No serious adverse events occurred, but about half of participants experienced grade 2 (moderate) or higher adverse events.

"A 12-week course of sofosbuvir and ribavirin achieved suppression of HCV in all participating HIV-infected men with acute HCV infection, but the relapse rate was high," the investigators concluded. "The mechanism(s) for the high relapse observed is unclear, but other treatment options are needed for this population."

In the second study, Daniel Fierer of Mount Sinai School of Medicine and colleagues tested sofosbuvir plus ribavirin in people with HIV and acute hepatitis C who were ineligible for or unable to enrol in SWIFT-C.

This single-centre study enrolled 13 men with recent HCV infection – 11 with primary (first-time) infection and two with reinfection after previous HCV clearance.
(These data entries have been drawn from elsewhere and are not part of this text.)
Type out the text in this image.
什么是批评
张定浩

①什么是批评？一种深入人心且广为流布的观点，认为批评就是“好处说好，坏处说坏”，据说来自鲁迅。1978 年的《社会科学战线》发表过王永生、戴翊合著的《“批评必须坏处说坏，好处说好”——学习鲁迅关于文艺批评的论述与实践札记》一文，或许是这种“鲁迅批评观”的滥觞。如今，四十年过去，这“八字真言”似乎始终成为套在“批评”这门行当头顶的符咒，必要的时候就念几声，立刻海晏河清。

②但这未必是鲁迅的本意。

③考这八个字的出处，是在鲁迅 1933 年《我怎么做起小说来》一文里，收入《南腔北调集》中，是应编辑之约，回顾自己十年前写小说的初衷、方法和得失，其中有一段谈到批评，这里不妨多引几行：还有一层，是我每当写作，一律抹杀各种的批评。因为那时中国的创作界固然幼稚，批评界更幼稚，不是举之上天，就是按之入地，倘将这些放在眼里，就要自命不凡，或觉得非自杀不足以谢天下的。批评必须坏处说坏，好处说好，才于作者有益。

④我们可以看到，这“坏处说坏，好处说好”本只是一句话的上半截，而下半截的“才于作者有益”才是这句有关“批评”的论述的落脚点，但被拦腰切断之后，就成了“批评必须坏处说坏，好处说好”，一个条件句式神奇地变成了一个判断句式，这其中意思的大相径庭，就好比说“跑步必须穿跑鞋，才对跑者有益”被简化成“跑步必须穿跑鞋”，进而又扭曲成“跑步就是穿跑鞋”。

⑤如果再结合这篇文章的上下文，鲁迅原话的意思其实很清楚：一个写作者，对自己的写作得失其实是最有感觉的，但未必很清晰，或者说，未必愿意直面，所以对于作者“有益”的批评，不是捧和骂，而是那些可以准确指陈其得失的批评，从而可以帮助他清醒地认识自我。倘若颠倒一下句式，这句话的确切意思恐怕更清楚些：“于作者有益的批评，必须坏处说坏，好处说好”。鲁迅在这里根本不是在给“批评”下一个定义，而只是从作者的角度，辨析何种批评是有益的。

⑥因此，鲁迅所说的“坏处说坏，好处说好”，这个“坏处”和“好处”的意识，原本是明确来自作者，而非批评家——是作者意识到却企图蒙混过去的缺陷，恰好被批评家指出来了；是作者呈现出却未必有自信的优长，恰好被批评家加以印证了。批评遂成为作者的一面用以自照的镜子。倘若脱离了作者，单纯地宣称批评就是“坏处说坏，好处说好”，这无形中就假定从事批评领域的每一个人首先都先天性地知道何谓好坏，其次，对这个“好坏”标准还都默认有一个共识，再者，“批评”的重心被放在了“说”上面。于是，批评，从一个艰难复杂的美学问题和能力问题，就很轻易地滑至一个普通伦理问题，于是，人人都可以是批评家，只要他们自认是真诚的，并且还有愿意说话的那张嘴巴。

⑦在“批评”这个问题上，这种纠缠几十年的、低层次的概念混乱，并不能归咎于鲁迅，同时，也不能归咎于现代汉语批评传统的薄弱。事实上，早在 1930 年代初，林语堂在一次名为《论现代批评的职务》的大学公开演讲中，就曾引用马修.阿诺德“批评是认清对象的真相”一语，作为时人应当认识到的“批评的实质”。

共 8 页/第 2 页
Reinfection was defined as detectable HCV after being undetectable for the prior 12 weeks.

About half of participants were white, two were black, two were Hispanic and one was Asian; the median age was 43 years. All had HCV genotype 1 (10 with harder-to-treat subtype 1a and two with 1b). The median HCV RNA level was approximately 32,000 copies IU/ml, but two men had a very high viral load greater than 10,000,000. All but two were on ART with undetectable or low HIV viral load and the median CD4 count was 545 cells/mm3.
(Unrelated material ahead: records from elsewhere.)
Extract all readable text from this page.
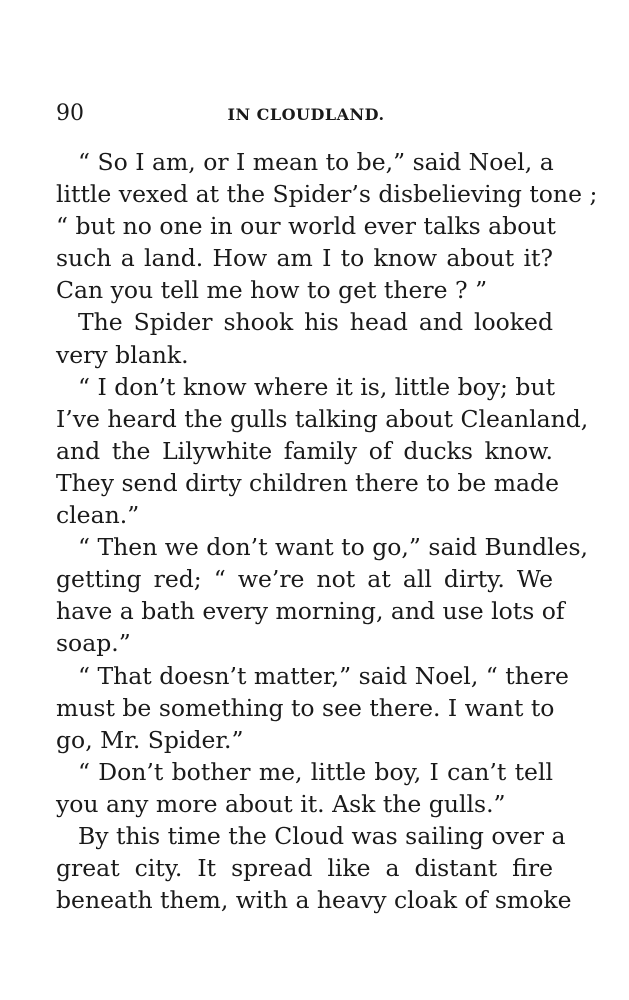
90	IN CLOUDLAND.
“ So I am, or I mean to be,” said Noel, a
little vexed at the Spider’s disbelieving tone ;
“ but no one in our world ever talks about
such a land. How am I to know about it?
Can you tell me how to get there ? ”
The Spider shook his head and looked
very blank.
“ I don’t know where it is, little boy; but
I’ve heard the gulls talking about Cleanland,
and the Lilywhite family of ducks know.
They send dirty children there to be made
clean.”
“ Then we don’t want to go,” said Bundles,
getting red; “ we’re not at all dirty. We
have a bath every morning, and use lots of
soap.”
“ That doesn’t matter,” said Noel, “ there
must be something to see there. I want to
go, Mr. Spider.”
“ Don’t bother me, little boy, I can’t tell
you any more about it. Ask the gulls.”
By this time the Cloud was sailing over a
great city. It spread like a distant fire
beneath them, with a heavy cloak of smoke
Participants were observed for 12 weeks before starting treatment to see if they spontaneously cleared HCV, and one man did so. The rest began treatment at a median 22 weeks after acute HCV was detected. Again, everyone was treated with 400mg once-daily sofosbuvir plus weight-based ribavirin for 12 weeks.

In this study, all 12 treated participants completed 12 weeks of therapy, and 11 (92%) achieved SVR 12. One person experienced HCV relapse between weeks 4 and 9 post-treatment. This man, with HCV reinfection, had a low peak ALT and baseline HCV RNA >1,000,000 IU/ml before starting treatment and had previously experienced treatment failure with interferon/ribavirin during primary infection.

The most common adverse events were irritability and insomnia, but these did not limit treatment.

"Sofosbuvir + ribavirin for 12 weeks was highly effective in the treatment of acute genotype 1 HCV in HIV-infected men in this 'real-world' setting using broad enrolment and treatment criteria," the researchers concluded. "The reasons for the different outcome between this study and ACTG A5327 are not known."

Given the availability of newer direct-acting antivirals, they suggested that rather than confirming this regimen in larger studies, it would be better to test other regimens without ribavirin. The ACTG A5327 trial is now evaluating sofosbuvir/ledipasvir (Harvoni) for acute hepatitis C.


Naggie S et al. Sofosbuvir plus ribavirin without interferon for treatment of acute hepatitis C virus infection in HIV-1 infected individuals (SWIFT-C). AASLD Liver Meeting, abstract 1094, 2015.

Fierer DS et al. Sofosbuvir in the treatment of acute HCV infection in HIV-infected men. AASLD Liver Meeting, abstract 1090, 2015.